Malah, ia pernah mendengar ada bantuan Rp 15 miliar pada 2010 yang diperjuangkan oleh LSM Kopit (Korban Politik Timor-Timor) yang sudah diterima oleh gubernur NTT, namun sampai sekarang rakyat juga tidak pernah mendapatkan uang itu. Kemudian rakyat melancarkan aksi demonstrasi menuntut hak-hak tersebut, tetapi hasilnya tetap nihil.

Malah, menurut Afridus, ia sempat mendengar berita bahwa Presiden Susilo Bambang Yudhoyono mengatakan pada 2013 akan menyelesaikan permasalahan eks Timor Leste. "Kami tidak tahu, biasanya pemerintah Indonesia hari ini bicara besok lupa," tegasnya, tanpa ekspresi.

Berkebun Seadanya

Mata pencarian masyarakat seadanya saja. Ada 120 keluarga di area tersebut dan hampir semuanya petani, hanya satu anggota TNI dan satu pegawai negeri sipil (PNS).

Penghidupan tersebut diperoleh dari hasil berkebun, tapi kebun itu bukan milik mereka sendiri melainkan kepunyaan penduduk lokal. Penghasilannya dibagi bertiga antara yang punya kebun, pemilik traktor, dan pekerjanya.



Afridus sendiri memperoleh penghasilan sekitar Rp 500.000 per tahun. Tentu saja biaya ini harus dicukup-cukupkan untuk bayar listrik dan makan seadanya untuk keseharian keluarga mereka. Tak ada uang lebih yang bisa ditabung. Hanya saja, bagi Afridus masih ada untungnya karena pendidikan untuk sekolah anak-anaknya gratis meskipun masih ada juga yang harus dibayar sedikit-sedikit.

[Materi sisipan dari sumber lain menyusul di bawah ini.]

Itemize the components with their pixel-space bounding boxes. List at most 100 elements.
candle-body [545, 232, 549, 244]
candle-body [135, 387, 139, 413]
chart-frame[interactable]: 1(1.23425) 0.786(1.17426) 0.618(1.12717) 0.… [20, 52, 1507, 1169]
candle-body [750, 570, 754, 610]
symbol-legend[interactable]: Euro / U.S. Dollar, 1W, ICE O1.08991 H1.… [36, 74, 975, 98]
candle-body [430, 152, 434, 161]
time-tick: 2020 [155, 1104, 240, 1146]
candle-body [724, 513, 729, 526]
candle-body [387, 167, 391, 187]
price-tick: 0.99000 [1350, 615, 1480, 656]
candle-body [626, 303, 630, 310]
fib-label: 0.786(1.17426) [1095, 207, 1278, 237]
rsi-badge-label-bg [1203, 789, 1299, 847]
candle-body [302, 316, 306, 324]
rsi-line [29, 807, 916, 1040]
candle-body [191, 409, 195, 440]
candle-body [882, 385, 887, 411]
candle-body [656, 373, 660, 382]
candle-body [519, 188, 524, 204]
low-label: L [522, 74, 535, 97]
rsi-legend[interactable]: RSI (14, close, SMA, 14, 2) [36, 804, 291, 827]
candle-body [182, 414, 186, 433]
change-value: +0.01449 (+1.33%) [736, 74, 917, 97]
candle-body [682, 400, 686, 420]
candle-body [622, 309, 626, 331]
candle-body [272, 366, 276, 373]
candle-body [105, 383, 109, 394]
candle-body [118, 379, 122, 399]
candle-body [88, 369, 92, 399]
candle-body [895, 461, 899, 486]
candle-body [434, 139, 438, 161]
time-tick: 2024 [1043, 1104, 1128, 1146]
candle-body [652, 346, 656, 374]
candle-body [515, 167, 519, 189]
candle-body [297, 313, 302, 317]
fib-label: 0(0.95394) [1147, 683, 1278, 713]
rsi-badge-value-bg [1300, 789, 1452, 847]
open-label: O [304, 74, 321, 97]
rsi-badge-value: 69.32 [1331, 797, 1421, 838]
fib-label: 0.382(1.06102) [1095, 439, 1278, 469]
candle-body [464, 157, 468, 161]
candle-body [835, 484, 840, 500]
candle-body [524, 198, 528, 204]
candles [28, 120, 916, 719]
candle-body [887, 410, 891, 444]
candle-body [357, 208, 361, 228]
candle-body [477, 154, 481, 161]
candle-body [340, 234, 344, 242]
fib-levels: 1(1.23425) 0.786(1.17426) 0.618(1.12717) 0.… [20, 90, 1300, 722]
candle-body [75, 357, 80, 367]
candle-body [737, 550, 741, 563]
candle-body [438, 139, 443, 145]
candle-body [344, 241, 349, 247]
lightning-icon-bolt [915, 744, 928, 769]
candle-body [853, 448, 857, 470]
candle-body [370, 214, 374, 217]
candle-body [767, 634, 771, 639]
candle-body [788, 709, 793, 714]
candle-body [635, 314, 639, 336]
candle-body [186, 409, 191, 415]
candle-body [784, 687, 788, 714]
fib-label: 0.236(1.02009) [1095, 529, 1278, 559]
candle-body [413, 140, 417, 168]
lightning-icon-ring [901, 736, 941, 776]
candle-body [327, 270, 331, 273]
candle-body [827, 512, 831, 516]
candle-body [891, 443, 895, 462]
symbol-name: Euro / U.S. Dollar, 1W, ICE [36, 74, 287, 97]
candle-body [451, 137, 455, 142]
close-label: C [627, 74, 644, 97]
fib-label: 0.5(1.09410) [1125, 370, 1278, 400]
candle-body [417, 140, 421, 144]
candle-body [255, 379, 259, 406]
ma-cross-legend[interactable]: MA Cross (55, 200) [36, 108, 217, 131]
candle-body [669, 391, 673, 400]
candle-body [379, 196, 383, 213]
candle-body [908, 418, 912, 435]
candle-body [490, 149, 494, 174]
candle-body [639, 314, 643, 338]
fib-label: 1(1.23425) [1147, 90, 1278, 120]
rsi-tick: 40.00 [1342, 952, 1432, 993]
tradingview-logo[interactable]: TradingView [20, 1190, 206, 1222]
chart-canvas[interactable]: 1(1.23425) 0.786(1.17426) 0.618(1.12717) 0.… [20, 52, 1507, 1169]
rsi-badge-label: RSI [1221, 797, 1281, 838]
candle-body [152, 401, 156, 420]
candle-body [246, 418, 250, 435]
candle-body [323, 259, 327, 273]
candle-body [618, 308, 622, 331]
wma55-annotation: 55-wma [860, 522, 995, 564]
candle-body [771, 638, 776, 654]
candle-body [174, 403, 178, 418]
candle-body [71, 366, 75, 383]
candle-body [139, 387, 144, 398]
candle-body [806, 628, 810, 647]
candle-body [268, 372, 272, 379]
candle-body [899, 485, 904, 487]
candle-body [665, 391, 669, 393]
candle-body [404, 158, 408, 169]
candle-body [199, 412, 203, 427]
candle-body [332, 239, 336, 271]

"Anak-anak kami sekolah, kami tidak bisa mengharapkan pemerintah untuk sepenuhnya memperhatikan pendidikan anak-anak kami. Kami angkat tangan kalau harus biayai kuliah," sambungnya sambil menatap hampa ke depan. "Kita mencintai Tanah Air Indonesia, namun tanah ini pun harus kami beli," ia menambahkan.

Afridus menjelaskan, warga di kawasan kamp transmigran tersebut membeli tanah dari masyarakat lokal pada 2006 seluas 40 x 200 meter seharga Rp 20 juta.

Rumah-rumah sudah beratapkan seng dengan dinding batu dan kayu. Namun semua itu diperoleh dengan susah payah daripada kelaparan di kamp transmigran eks Timor Leste sebelumnya yang terletak di Desa Tua Pukan.

Menurut istilah Afridus, daripada mati kelaparan di Tua Pukan, sebagian warga memilih pindah ke Desa Manusak yang jarak tempuhnya sekitar 15 menit jika naik sepeda motor.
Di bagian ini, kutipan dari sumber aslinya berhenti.